YARGITAY KARARI
DAİRE : 10. Hukuk Dairesi
ESAS NO : 2014/16672
KARAR NO : 2014/20343
KARAR TARİHİ : 23.10.2014
Mahkemesi : Alaşehir 1. Asliye Hukuk (İş) Mahkemesi
Tarihi : 13.12.2013
No : 2012/230-2013/291
Dava, yersiz yetim aylıkları nedeniyle borçlu olmadığının tespiti istemine ilişkindir.
Mahkemece, ilamında belirtildiği şekilde davanın idari yargının görev alanına girdiğinden bahisle Mahkemenin görevsizliğine karar verilmiştir.
Hükmün, taraf vekilleri tarafından temyiz edilmesi üzerine, temyiz isteklerinin süresinde olduğu anlaşıldıktan ve Tetkik Hâkimi .. tarafından düzenlenen raporla dosyadaki kâğıtlar okunduktan sonra işin gereği düşünüldü ve aşağıdaki karar tespit edildi.
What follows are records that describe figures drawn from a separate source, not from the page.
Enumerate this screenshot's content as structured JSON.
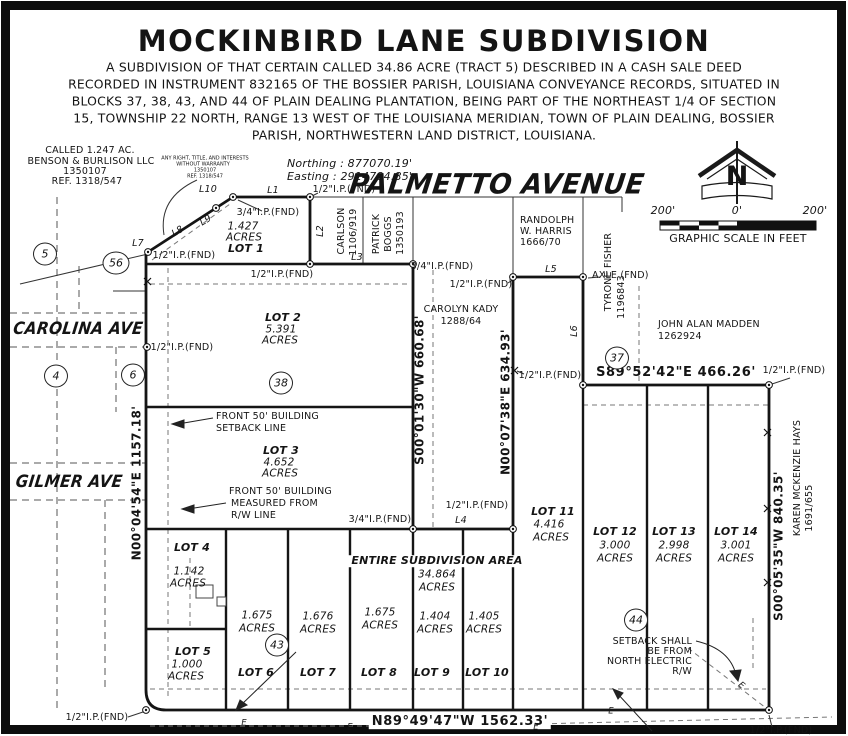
{
  "title": "MOCKINBIRD LANE SUBDIVISION",
  "subtitle_lines": [
    "A SUBDIVISION OF THAT CERTAIN CALLED 34.86 ACRE (TRACT 5) DESCRIBED IN A CASH SALE DEED",
    "RECORDED IN INSTRUMENT 832165 OF THE BOSSIER PARISH, LOUISIANA CONVEYANCE RECORDS, SITUATED IN",
    "BLOCKS 37, 38, 43, AND 44 OF PLAIN DEALING PLANTATION, BEING PART OF THE NORTHEAST 1/4 OF SECTION",
    "15, TOWNSHIP 22 NORTH, RANGE 13 WEST OF THE LOUISIANA MERIDIAN, TOWN OF PLAIN DEALING, BOSSIER",
    "PARISH, NORTHWESTERN LAND DISTRICT, LOUISIANA."
  ],
  "compass": {
    "n": "N"
  },
  "scale": {
    "left": "200'",
    "zero": "0'",
    "right": "200'",
    "caption": "GRAPHIC SCALE IN FEET"
  },
  "coords": {
    "northing": "Northing : 877070.19'",
    "easting": "Easting : 2914784.85'"
  },
  "streets": {
    "palmetto": "PALMETTO AVENUE",
    "carolina": "CAROLINA AVE",
    "gilmer": "GILMER AVE"
  },
  "owners": {
    "benson": [
      "CALLED 1.247 AC.",
      "BENSON & BURLISON LLC",
      "1350107",
      "REF. 1318/547"
    ],
    "benson_note": [
      "ANY RIGHT, TITLE, AND INTERESTS",
      "WITHOUT WARRANTY",
      "1350107",
      "REF. 1318/547"
    ],
    "carlson": [
      "CARLSON",
      "1106/919"
    ],
    "boggs": [
      "PATRICK",
      "BOGGS",
      "1350193"
    ],
    "harris": [
      "RANDOLPH",
      "W. HARRIS",
      "1666/70"
    ],
    "fisher": [
      "TYRONE FISHER",
      "1196843"
    ],
    "madden": [
      "JOHN ALAN MADDEN",
      "1262924"
    ],
    "kady": [
      "CAROLYN KADY",
      "1288/64"
    ],
    "hays": [
      "KAREN MCKENZIE HAYS",
      "1691/655"
    ]
  },
  "lots": {
    "lot1": {
      "label": "LOT 1",
      "acres": "1.427"
    },
    "lot2": {
      "label": "LOT 2",
      "acres": "5.391"
    },
    "lot3": {
      "label": "LOT 3",
      "acres": "4.652"
    },
    "lot4": {
      "label": "LOT 4",
      "acres": "1.142"
    },
    "lot5": {
      "label": "LOT 5",
      "acres": "1.000"
    },
    "lot6": {
      "label": "LOT 6",
      "acres": "1.675"
    },
    "lot7": {
      "label": "LOT 7",
      "acres": "1.676"
    },
    "lot8": {
      "label": "LOT 8",
      "acres": "1.675"
    },
    "lot9": {
      "label": "LOT 9",
      "acres": "1.404"
    },
    "lot10": {
      "label": "LOT 10",
      "acres": "1.405"
    },
    "lot11": {
      "label": "LOT 11",
      "acres": "4.416"
    },
    "lot12": {
      "label": "LOT 12",
      "acres": "3.000"
    },
    "lot13": {
      "label": "LOT 13",
      "acres": "2.998"
    },
    "lot14": {
      "label": "LOT 14",
      "acres": "3.001"
    }
  },
  "acres_word": "ACRES",
  "entire": {
    "line1": "ENTIRE SUBDIVISION AREA",
    "acres": "34.864"
  },
  "blocks": {
    "b5": "5",
    "b56": "56",
    "b4": "4",
    "b6": "6",
    "b37": "37",
    "b38": "38",
    "b43": "43",
    "b44": "44"
  },
  "bearings": {
    "west": "N00°04'54\"E  1157.18'",
    "kady_west": "S00°01'30\"W  660.68'",
    "kady_east": "N00°07'38\"E  634.93'",
    "north_right": "S89°52'42\"E   466.26'",
    "east": "S00°05'35\"W  840.35'",
    "south": "N89°49'47\"W   1562.33'"
  },
  "line_labels": {
    "l1": "L1",
    "l2": "L2",
    "l3": "L3",
    "l4": "L4",
    "l5": "L5",
    "l6": "L6",
    "l7": "L7",
    "l8": "L8",
    "l9": "L9",
    "l10": "L10"
  },
  "monuments": {
    "half_ip": "1/2\"I.P.(FND)",
    "three_quarter_ip": "3/4\"I.P.(FND)",
    "axle": "AXLE (FND)"
  },
  "notes": {
    "setback_front": [
      "FRONT 50' BUILDING",
      "SETBACK LINE"
    ],
    "setback_rw": [
      "FRONT 50' BUILDING",
      "MEASURED FROM",
      "R/W LINE"
    ],
    "setback_electric": [
      "SETBACK SHALL",
      "BE FROM",
      "NORTH ELECTRIC",
      "R/W"
    ],
    "e_marker": "E"
  }
}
Hakkında verilen boşanma kararı 29.05.2003 tarihinde kesinleşen davacıya, yaşamını yitiren iştirakçi babası üzerinden 5434 sayılı Türkiye Cumhuriyeti Emekli Sandığı Kanunu hükümlerine göre hak sahibi kız çocuğu sıfatıyla bağlanan yetim aylığının, boşandığı eşiyle fiilen birlikte yaşadığının belirlendiği gerekçesiyle davalı Kurumca gerçekleştirilen işlemle kesilerek, yersiz ödendiği ileri sürülen aylıklar yönünden takibe geçildiği ve davacının eldeki dava ile yersiz aylıklar nedeniyle borçlu olmadığının tespitine karar verilmesini istediği anlaşılmaktadır.
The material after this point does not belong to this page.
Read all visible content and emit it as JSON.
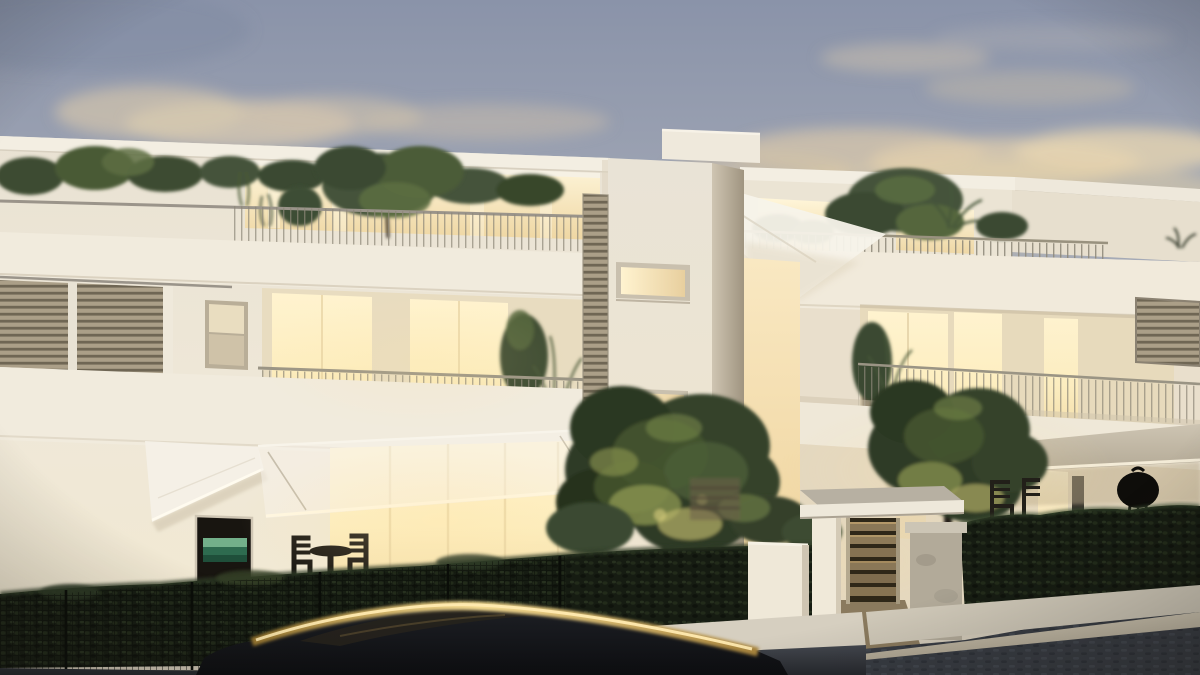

506, 1479, 2925, 2926, 5434 sayılı Kanunlarda yer almamakla birlikte ilk kez 5510 sayılı Sosyal Sigortalar ve Genel Sağlık Sigortası Kanununun “Gelir ve aylık bağlanmayacak haller” başlığını taşıyan 56’ncı maddesinin ikinci (son) fıkrasında düzenlenen davanın yasal dayanağı niteliğindeki norm 01.10.2008 tarihinde yürürlüğe girmiş, fıkrada “Eşinden boşandığı halde, boşandığı eşiyle fiilen birlikte yaşadığı belirlenen eş ve çocukların, bağlanmış olan gelir ve aylıkları kesilir. Bu kişilere ödenmiş olan tutarlar, 96’ncı madde hükümlerine göre geri alınır.” düzenlemesine yer verilmiştir.
5510 sayılı Kanun, önceki sosyal güvenlik yasalarını birleştiren temel kanun niteliğinde olduğundan, gerek değiştirilen veya yürürlükten kaldırılan, gerekse geçici ve geçiş hükümlerinin yer aldığı maddelerle birlikte ele alınıp değerlendirmeye tabi tutulduğunda ise; Kanunun “Malûllük, yaşlılık ve ölüm sigortasına ilişkin bazı geçiş
hükümleri” başlığını taşıyan geçici 1’inci ve “5434 sayılı Kanuna ilişkin geçiş hükümleri” başlıklı geçici 4’üncü maddeleriyle, kanun koyucu tarafından, 5510 sayılı Kanunun yürürlüğü öncesinde yukarıda belirtilen beş adet sosyal güvenlik kanunu hükümleri uygulanmak suretiyle hak sahiplerine bağlanan aylığın, durum değişikliği sebebine bağlı olarak kesilmesi veya yeniden bağlanmasında, yine anılan kanun hükümlerinin esas alınması gerektiği benimsenmiştir. Ancak söz konusu kanunlarda, boşanılan eşle eylemli olarak birlikte yaşama olgusu, aylığın bağlanması engeli veya kesilmesi nedeni olarak öngörülmemiştir. Dolayısıyla davanın yasal dayanağını oluşturan 56’ıncı maddesindeki uygulama ilk kez 5510 sayılı Kanun ile getirilmiştir.
5510 sayılı Kanunun “Uyuşmazlıkların Çözüm Yeri” başlıklı 101’inci madde hükmüne göre ise, 5510 sayılı Kanunda aksine bir düzenleme bulunmayan durumlarda, bu yasa hükümlerinin uygulanmasıyla ilgili ortaya çıkan uyuşmazlıkların iş mahkemelerinde görüleceği öngörülmüştür. Bu nedenle; davaya konu uyuşmazlıkta iş mahkemelerinin görevli olması nedeniyle, Mahkemece, davanın esasına girilerek yapılacak yargılama sonucuna göre bir karar verilmesi gerekirken, “Görevli mahkemenin idare mahkemesi olduğundan” bahisle yazılı şekilde hüküm kurulması usul ve yasaya aykırı olup bozma nedenidir.
O halde taraf vekillerinin bu yönleri amaçlayan temyiz itirazları kabul edilmeli ve hüküm bozulmalıdır.
SONUÇ: Temyiz edilen hükmün yukarıda açıklanan nedenlerle BOZULMASINA, temyiz harcının istek halinde davacıya iadesine, 23.10.2014 gününde oybirliğiyle karar verildi.